Por la tarde me concentré en todos los boletines de noticias, como si pudiera forzar un cambio en algún detalle crucial de la historia: que no hubiese sucedido en una habitación de hotel, o que Donatella Álvarez no estuviese en coma. Entre un avance informativo y otro veía programas de cocina, emisiones de juicios en directo, telenovelas y anuncios, y me di cuenta de que estaba procesando fragmentos aleatorios de información inútil: «Ponga las tiras de pollo en una bandeja de horno con un poco de aceite y rocíelas con sésamo», «Llame ahora y consiga un quince por ciento de descuento en el aparato de gimnasia doméstica GUTbuster 2000». En varias ocasiones miré el teléfono y pensé en llamar a Melissa, pero siempre se interponía algún mecanismo cerebral que desviaba mis pensamientos hacia otra cosa.

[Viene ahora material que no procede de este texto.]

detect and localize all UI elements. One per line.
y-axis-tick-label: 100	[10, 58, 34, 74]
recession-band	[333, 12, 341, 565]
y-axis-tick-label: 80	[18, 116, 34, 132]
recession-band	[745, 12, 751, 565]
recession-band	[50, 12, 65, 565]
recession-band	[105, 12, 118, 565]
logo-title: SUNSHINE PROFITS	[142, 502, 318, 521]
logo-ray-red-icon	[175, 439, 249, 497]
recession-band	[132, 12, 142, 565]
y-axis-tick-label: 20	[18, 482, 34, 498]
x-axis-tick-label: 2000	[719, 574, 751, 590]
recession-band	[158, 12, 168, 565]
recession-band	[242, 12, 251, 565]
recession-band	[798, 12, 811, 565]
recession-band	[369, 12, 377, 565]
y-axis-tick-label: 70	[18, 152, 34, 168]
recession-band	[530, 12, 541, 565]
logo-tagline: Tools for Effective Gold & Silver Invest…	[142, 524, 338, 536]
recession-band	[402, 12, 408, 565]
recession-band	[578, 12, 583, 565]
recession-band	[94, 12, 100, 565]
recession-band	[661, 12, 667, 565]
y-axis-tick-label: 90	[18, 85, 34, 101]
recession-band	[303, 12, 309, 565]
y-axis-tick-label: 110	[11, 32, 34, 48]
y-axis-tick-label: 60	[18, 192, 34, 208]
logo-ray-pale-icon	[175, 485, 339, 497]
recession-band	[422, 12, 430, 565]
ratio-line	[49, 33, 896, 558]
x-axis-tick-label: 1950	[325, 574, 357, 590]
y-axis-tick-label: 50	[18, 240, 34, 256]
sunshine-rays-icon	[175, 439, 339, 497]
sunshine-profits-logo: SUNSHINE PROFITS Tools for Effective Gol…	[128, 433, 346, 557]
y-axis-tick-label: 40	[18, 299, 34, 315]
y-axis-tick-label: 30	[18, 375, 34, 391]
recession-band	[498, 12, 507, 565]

A las seis de la tarde, la historia se había desarrollado de manera considerable. Tras una recepción celebrada en el estudio de su marido en el Upper West Side, Donatella Álvarez se había dirigido al Clifden, un hotel del centro, donde recibió un único golpe en la cabeza con un objeto contundente. Todavía no se había identificado dicho objeto, pero una pregunta seguía en el aire: ¿qué hacía la señora Álvarez en una habitación de hotel? Los agentes estaban interrogando a todos los asistentes a la recepción, y sobre todo les interesaba hablar con un individuo llamado Thomas Cole.